I'm not seeing this, I've modified Django model_forms modeltest to
exercise what I interpret from your report and the new test passes
and shows identical behavior with both 1.1beta (r10133) and 1.1:
Please modify these tests to describe what you are seeing if I've
missed anything.
Regards,
PS: Maybe you are not seein the difference in behavior at model
instance save time as per what's described in the docs in the note
right above this?:
http://docs.djangoproject.com/en/dev/topics/forms/modelforms/#overriding-the-default-field-types
--
Ramiro Morales
http://rmorales.net
PyCon 2009 Argentina - Vie 4 y Sab 5 Setiembre
Buenos Aires, Argentina
http://ar.pycon.org/2009/about/
Hi David,
Thanks for this report. I'll have to dig a bit deeper to see exactly
what is going on here. If you want to help out, working out which
changeset between 10132 (beta 1) and 11365 (1.1 final) introduced this
discrepancy would be extremely helpful.
I'd also be interested to hear which behaviour - history and personal
uses notwithstanding - you think is correct. On first inspection, I'm
not completely convinced that the 'new' behaviour is actually
incorrect - or, at least, that there might be a larger bug lurking
here with regard to the interpretation of inherited Meta.field
arguments. However, this is entirely based on first impressions, late
at night, with a mild headache, so I could be completely off base.
Yours
Russ Magee %-)
Thanks for taking the time to do the analysis and explanation. I've
now had a closer look at this - unfortunately, I'm inclined to say the
exact opposite. I think ModelForm is doing the right thing.

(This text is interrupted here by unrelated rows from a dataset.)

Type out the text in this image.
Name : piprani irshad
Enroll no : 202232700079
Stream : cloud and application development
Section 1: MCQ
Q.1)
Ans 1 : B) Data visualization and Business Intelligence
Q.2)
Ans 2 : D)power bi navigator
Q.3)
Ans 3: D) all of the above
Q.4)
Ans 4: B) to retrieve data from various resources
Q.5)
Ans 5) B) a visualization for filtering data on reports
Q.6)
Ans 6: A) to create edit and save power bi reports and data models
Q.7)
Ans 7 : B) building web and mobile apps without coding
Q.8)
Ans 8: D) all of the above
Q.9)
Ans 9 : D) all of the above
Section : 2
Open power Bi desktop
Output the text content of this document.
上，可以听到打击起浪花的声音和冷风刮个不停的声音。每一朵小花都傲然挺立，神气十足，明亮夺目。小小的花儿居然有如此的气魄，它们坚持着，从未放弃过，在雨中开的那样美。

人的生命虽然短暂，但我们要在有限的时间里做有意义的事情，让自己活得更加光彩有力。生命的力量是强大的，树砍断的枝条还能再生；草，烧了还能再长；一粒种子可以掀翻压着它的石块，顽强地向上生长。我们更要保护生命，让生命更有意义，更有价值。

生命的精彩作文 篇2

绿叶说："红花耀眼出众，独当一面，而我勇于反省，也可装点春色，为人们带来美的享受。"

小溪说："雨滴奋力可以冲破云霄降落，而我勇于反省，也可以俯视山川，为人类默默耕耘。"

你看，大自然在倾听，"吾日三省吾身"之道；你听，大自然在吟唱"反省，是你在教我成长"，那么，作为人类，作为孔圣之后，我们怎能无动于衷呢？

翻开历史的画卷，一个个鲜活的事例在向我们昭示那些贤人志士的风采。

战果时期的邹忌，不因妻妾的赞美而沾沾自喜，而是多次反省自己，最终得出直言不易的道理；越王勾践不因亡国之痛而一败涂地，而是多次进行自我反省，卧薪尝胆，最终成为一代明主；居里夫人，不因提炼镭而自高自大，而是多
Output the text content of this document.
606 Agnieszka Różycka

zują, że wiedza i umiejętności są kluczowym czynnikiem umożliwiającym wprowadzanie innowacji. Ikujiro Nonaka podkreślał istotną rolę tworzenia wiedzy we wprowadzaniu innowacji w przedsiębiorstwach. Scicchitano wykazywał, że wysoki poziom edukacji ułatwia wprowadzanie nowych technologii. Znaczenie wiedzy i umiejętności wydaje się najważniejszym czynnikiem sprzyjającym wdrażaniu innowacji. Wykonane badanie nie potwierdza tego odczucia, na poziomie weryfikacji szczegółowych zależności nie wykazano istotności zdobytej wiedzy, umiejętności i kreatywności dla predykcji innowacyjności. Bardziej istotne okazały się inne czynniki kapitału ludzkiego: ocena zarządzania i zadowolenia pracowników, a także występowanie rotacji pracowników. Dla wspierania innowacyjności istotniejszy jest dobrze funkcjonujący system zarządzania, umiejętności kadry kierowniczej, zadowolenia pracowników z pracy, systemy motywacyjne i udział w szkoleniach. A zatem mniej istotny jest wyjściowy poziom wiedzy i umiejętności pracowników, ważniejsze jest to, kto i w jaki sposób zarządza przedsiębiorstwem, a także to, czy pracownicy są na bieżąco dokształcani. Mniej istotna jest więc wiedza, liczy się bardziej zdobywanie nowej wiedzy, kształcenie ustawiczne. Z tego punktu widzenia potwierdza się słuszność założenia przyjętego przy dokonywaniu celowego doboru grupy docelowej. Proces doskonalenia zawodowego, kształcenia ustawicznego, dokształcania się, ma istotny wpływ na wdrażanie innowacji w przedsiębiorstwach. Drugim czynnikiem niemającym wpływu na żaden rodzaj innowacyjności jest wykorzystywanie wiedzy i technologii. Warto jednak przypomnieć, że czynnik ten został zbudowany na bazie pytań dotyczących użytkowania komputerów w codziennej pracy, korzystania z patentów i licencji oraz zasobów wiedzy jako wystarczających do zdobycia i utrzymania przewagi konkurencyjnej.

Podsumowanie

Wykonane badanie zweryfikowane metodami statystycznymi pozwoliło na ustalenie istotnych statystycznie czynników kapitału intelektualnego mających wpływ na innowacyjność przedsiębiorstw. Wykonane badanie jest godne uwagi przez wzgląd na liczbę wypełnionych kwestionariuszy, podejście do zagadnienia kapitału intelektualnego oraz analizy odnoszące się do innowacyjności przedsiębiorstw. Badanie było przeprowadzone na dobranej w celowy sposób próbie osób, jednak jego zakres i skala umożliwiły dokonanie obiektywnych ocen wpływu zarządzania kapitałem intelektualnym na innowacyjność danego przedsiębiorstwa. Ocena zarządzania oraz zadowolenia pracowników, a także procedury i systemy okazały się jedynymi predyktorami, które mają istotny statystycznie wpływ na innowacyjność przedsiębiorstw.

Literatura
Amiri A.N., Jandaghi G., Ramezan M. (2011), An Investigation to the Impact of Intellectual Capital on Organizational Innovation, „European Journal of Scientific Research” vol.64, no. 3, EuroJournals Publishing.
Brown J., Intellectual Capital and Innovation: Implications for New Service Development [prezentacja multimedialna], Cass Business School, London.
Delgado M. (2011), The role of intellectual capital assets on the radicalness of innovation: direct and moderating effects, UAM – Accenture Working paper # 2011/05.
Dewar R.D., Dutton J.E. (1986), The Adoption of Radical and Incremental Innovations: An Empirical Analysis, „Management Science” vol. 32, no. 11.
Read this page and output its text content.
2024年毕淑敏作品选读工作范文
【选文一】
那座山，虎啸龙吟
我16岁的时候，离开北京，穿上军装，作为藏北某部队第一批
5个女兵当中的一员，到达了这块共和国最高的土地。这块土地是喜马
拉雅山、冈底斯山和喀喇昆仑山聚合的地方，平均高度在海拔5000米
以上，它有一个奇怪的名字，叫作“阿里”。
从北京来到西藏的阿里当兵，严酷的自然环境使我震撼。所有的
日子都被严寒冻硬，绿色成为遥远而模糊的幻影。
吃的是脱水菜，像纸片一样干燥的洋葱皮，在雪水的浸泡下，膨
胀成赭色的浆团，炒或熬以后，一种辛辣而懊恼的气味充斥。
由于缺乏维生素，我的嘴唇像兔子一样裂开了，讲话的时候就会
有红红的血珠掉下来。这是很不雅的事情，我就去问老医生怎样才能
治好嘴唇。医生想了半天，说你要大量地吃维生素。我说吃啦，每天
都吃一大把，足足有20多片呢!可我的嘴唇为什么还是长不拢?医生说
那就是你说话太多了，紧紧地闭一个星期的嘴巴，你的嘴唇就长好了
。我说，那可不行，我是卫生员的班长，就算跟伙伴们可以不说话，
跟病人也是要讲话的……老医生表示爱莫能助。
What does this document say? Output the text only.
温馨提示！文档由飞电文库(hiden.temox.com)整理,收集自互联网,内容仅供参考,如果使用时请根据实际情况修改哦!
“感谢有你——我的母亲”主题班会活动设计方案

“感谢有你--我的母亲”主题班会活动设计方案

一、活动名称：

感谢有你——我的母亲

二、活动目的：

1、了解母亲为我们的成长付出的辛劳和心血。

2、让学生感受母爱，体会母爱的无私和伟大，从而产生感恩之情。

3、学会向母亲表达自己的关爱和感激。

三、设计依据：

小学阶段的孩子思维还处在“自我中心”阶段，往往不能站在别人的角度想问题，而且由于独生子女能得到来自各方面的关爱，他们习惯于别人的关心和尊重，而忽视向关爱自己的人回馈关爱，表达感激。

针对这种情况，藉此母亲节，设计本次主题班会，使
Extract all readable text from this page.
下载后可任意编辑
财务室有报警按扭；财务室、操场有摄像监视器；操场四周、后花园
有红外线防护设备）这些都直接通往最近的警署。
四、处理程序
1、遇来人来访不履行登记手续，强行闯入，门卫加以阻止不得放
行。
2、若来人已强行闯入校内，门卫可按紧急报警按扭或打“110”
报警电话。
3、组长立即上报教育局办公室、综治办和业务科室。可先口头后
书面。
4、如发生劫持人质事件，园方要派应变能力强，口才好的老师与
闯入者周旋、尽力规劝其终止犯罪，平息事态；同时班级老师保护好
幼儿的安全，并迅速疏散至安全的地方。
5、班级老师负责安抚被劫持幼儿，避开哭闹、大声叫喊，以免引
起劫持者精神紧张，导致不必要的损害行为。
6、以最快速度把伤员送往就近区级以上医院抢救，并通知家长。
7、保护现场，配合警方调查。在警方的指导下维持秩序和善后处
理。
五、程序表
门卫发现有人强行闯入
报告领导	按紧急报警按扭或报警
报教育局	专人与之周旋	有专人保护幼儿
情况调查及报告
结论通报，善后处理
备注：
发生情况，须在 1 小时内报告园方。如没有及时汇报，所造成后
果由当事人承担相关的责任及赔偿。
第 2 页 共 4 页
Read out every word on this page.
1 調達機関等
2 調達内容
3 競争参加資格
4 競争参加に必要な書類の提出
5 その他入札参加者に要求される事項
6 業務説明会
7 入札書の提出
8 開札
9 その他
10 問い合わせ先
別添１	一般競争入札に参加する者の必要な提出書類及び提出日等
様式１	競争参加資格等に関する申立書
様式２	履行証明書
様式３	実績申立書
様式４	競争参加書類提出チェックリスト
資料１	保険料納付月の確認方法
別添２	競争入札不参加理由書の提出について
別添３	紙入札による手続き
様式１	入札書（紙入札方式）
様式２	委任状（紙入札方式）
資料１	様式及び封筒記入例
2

My reasoning stems from the fact that we are dealing with a ModelForm,
not just a Form, and the 'Meta' definition is the highest source of
authority.
DataParentForm defines a Meta relationship with the DataParent model,
and explicitly defines that only the 'name' field is to be exposed.
DataChildForm inherits from DataParentForm, and while it overrides the
model relationship, it doesn't override the fields definition - so at
this point, we have a ModelForm on DataChild that only exposes the
'name' field.
Then, you have added a 'value' field to the model. While this does
share the name of a field on the model, this is a coincidence - you
have explicitly stated that you don't want the 'value' field from the
model to be involved on the form. The 'value' FloatField could be
called anything else without error - by virtue of the inherited Meta
definition, it bears no relationship to the underlying model.
If, on DataChildForm, you add a fields definition:
fields = ['name','value']
the explicitly defined FloatField becomes an override of the default
form element rather than a standalone form element, and as a result
the initial data is populated.
The behaviour for ModelFormSet is then consistent with that seen in
the ModelForm.
So - to my mind, the v1.1 behaviour of ModelForm is doing the right
thing. I agree that this is a nasty edge case though, and I'd be
interested to hear if anyone has any differing opinions or reasoning.
Yours,
Russ Magee %-)
For what it's worth, I agree with Russell's analysis here. If you're
inheriting from a parent class, you are saying your subclass "is-a"
instance of the parent and you can't put back things from the model the
parent has already excluded. That isn't "is-a", it's
"same-but-different".
Regards,
Malcolm
Absolutely. We aren't striving for ambiguity, so any suggestions on
how we can clarify the docs in this regard are most welcome. Please
open a ticket for the general suggestion (perhaps with a summary of
the problem so we know what it is we're trying to explain); if you
have some draft text, drop it in a patch or a comment.